This paper aims to further our previous research to investigate the impact of locomotor speed on the human MP joint kinematics. The position and orientation of the FA axis of the MP joint in the stance phase of running at different speeds were determined by the 3D motion capture system. Statistical analysis has been performed to assess the difference between the functional axis of the human MP joint and the anatomical axis typically used in literature. Moreover, by integrating with the walking dataset obtained in our previous study, the impact of locomotor speed on the orientation and position of the human MP joint was statistically analyzed. This would further reveal the underlying mechanism of the MP joint function and also the foot propulsion during locomotion at various speeds.
Materials and Methods
Gait Measurement
The experiment procedure was the same with our previous study (Raychoudhury et al., 2014). Six healthy adults with normal foot (N = 6, all males; age 26.67 ± 2.69 years; mass 67.17 ± 10.29 kg; height 1.75 ± 0.04 m; mean ± SD), with no previous medical history of lower limb and foot injury, participated in this study. These six participants were the same subjects involved in the walking trials (Raychoudhury et al., 2014). The main reason to take the same subjects was to statistically compare the results of running with walking. These subjects were previously provided written informed consent before participation and separately provided written consent in accordance with the policies of the ethical committee of the university. They were asked to run barefoot on the walkway with self-selected slow (2.51 ± 0.26 m/s), normal (3.12 ± 0.22 m/s) and fast (4.14 ± 0.65 m/s) speed. The same marker cluster system was mounted on the right feet to record the relative motion of the foot. 3D segmental motions were measured by the twelve infrared 3D motion capture system (Qualisys, Sweden) at 150 Hz. The GRF and the moment were measured at 1,000 Hz by a six-force-plate array (Kistler, Switzerland) to only determine the gait cycle. The calibration process was the same as in the walking trials (Raychoudhury et al., 2014). Cappozzo et al. (1995) suggested that if the anatomical landmarks on the bone could been directly measured (such as intracortical pin markers that are drilled in the bones or biplane X-ray imaging system), the relevant calibration parameters are readily available. Otherwise, if the markers are attached on the skin (in this paper), the calibration procedure (CAST) should be conducted. Under each condition of the different running speed, the representative running data were ensured by repeating 15 times of the gait measurement.

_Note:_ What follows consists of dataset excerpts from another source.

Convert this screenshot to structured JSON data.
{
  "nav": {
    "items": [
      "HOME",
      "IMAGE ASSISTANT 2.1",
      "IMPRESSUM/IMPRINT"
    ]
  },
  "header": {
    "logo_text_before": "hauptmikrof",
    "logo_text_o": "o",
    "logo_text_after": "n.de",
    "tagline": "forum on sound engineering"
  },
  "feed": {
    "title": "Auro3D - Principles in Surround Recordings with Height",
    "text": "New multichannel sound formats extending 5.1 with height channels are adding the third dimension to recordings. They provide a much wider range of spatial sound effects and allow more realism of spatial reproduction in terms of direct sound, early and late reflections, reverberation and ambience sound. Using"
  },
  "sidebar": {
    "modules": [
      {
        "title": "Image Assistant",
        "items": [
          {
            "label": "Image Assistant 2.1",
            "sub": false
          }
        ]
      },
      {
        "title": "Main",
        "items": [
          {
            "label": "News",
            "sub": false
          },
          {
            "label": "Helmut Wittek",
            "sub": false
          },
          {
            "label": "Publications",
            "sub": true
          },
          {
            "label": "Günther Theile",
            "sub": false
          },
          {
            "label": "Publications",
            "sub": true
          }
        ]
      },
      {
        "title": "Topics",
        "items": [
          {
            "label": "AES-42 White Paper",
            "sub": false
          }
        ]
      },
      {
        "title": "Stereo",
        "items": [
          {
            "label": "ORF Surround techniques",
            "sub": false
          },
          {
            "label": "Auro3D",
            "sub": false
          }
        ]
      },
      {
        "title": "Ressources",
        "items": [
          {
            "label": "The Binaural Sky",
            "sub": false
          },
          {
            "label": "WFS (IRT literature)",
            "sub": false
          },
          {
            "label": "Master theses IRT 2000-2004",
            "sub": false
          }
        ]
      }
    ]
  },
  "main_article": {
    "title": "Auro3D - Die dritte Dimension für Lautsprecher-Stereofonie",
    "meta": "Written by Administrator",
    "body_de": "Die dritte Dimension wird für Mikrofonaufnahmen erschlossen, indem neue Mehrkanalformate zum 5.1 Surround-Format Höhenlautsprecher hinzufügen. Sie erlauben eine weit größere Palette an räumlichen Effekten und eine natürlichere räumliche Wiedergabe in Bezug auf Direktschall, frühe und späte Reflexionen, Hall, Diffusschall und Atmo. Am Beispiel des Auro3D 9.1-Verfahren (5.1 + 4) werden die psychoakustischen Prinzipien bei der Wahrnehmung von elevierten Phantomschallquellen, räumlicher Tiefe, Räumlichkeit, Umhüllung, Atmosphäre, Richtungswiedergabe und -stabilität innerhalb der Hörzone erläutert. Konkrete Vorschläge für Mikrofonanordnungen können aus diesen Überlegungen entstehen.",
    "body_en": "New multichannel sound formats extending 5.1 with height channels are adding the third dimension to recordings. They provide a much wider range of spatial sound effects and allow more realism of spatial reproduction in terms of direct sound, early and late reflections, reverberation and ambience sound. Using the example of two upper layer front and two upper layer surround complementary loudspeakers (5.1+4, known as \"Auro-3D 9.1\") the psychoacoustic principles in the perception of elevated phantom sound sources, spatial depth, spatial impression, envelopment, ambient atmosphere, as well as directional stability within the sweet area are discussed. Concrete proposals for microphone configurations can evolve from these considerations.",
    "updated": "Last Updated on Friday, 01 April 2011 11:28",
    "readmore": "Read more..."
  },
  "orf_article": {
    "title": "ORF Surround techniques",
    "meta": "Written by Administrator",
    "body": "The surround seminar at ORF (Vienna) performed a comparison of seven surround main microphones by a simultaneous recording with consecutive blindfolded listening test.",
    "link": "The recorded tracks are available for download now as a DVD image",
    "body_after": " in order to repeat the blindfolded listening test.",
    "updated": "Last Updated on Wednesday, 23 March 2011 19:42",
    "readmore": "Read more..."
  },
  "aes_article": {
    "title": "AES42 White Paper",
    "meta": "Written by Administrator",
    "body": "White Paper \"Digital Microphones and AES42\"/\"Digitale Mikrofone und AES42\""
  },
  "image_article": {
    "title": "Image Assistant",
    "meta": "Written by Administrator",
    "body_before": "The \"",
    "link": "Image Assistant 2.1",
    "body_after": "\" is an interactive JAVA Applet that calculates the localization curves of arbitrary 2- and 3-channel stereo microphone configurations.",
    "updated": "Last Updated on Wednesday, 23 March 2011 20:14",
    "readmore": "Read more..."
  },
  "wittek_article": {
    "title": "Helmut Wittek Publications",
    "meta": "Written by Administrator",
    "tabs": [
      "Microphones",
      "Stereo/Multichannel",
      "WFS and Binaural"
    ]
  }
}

Definition of the Joint Parameters
The whole lower limb was divided into five rigid segments: phalanges, tarsometatarsi, shank, thigh and pelvis according to the literature (Kim et al., 2012; Zelik et al., 2015; Holowka and Lieberman, 2018). The anatomical coordinate system for each mentioned segment was defined based on the previous studies (Ren et al., 2008a, 2010). There were few assumptions made for this study. First, the five phalanges formed a single rigid segment, although there are some relative movements between the phalanges during motion. Second, the MP joint was considered to be a single hinge joint. As shown in Figure 1A, the AA was described as the line linking the 1st and 5th metatarsal heads and the functional axis was defined as the rotational axis between the hindfoot and forefoot, with more details described in Raychoudhury et al. (2014). The closed-form algorithm (Gamage and Lasenby, 2002) was adopted to evaluate the 3D position and orientation of the functional axis.

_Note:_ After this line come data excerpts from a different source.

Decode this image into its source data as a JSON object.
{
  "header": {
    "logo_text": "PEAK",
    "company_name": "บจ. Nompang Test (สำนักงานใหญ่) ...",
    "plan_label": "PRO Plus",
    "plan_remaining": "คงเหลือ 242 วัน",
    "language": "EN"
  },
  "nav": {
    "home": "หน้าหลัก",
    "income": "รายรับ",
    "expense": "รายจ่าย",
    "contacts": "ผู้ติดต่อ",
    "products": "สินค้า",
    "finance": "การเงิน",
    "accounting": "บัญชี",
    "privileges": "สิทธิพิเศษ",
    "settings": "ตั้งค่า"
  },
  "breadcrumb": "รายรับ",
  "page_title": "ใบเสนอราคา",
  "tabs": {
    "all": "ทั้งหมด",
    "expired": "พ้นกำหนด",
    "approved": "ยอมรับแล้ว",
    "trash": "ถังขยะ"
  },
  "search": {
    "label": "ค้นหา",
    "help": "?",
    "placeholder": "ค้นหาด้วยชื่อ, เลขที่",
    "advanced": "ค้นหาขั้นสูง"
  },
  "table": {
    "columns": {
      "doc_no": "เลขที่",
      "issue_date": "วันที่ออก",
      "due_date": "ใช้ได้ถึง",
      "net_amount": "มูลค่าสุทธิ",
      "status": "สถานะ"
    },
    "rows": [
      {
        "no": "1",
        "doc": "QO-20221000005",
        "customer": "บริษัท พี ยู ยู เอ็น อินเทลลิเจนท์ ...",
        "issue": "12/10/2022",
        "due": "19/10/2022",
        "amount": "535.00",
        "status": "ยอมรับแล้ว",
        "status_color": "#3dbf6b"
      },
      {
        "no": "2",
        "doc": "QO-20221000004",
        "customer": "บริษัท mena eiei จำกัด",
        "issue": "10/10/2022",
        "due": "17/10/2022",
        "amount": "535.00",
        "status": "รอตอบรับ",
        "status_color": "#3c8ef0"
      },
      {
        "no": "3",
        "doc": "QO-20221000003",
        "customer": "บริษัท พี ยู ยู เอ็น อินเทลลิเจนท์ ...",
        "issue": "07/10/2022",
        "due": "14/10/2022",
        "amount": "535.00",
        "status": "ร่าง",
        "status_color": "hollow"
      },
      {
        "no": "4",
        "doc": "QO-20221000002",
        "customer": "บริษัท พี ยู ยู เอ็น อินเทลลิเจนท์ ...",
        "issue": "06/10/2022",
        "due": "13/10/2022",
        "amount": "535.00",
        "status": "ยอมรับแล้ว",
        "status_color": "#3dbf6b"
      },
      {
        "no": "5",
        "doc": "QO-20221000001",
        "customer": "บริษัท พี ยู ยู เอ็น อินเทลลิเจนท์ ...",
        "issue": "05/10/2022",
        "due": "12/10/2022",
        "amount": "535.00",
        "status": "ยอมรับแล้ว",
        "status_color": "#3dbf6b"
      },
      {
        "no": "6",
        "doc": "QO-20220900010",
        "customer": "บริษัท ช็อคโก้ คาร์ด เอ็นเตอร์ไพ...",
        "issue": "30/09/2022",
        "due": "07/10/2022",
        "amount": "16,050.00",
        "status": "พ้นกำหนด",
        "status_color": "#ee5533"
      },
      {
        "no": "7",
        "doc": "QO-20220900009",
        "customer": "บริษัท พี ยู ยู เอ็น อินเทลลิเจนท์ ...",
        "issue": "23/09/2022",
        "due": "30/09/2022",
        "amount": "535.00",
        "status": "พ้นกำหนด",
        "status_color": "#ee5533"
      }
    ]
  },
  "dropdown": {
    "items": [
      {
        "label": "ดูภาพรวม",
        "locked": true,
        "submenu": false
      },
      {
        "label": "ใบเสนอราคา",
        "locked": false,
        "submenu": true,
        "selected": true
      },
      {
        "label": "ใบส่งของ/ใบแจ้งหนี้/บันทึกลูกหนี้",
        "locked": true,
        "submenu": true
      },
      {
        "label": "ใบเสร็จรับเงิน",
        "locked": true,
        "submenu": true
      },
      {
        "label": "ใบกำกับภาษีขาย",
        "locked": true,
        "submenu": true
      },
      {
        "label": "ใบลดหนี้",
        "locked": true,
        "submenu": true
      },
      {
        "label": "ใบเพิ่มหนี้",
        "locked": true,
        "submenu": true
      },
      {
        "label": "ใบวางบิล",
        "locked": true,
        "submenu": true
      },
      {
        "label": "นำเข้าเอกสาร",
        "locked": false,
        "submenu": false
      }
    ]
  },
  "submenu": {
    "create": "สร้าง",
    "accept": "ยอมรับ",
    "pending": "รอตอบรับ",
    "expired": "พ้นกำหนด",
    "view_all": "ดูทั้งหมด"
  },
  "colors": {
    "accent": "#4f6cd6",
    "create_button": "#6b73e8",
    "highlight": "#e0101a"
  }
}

Figure 1. Definition of the MP joint parameters. (A) The anatomical axis (blue) and functional axis (red) of the MP joint. (B) The position of the functional axis (xf, yf) and the anatomical axis (xa, ya) in the foot coordinate system. (C) Orientation angle α made by the functional (or anatomical) axis with respect to the X axis in the XOZ plane. (D) Orientation angle β made by the functional (or anatomical) axis with respect to the Y axis in the XOY plane.

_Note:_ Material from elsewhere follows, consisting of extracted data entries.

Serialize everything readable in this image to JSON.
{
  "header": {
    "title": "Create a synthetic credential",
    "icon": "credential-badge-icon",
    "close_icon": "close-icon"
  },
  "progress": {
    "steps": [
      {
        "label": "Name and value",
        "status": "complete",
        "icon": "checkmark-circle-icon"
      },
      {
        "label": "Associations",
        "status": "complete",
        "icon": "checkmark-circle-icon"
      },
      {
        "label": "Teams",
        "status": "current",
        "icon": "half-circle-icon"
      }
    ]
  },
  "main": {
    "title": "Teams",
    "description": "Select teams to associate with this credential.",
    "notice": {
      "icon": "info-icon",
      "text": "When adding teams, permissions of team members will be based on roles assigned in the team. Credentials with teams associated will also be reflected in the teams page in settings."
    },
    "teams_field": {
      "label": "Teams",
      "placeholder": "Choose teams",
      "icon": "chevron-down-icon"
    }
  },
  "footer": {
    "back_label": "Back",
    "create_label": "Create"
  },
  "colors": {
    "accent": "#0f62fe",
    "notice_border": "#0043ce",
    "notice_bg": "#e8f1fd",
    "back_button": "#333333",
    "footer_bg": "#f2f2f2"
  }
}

The 3D positions of FA (xf, yf) and AA (xa, ya) are described in the XOY plane of the foot local coordinate system (Figure 1B), in which the origin locates at the upper ridge of the calcaneus bone (Ren et al., 2010). The 3D orientations of FA and AA are described as the projected angle in the XOZ (α) and XOY (β) plane of the foot local anatomical coordinate system. Based on the right-hand rule, the positive angle α is quantified arising from the X axis in the counter-clockwise direction, whereas the negative angle β was quantified arising from the Y axis in the clockwise direction (Figures 1C,D).
Data Analysis
GMAS (Generalised Motion Analysis Software), a MATLAB based package for 3D kinematic and kinetic analysis (Ren et al., 2005, 2008b), was used to process the raw data including the locomotion speed. Trials with over 10 consecutive missing frames were dismissed. Gap-filling process was also completed in GMAS. After that, the data was filtered by applying a low pass zero lag fourth-order Butterworth filter with a cut-off frequency of 6.0 Hz. The 6 Hz for filter was used in post-processing to reduce the noise and smooth the raw data. This acquisition was defined according to the max numbers of the gait cycles that participants can performed in one second, in another word, to max speed divided by step length. The fast running speed is less than 4.8 m/s in this study and the step length is around 0.8–1.0 m, so the cut-off frequency was set to 6 Hz. For each running speed, means and standard deviations of position and orientation were calculated across subjects.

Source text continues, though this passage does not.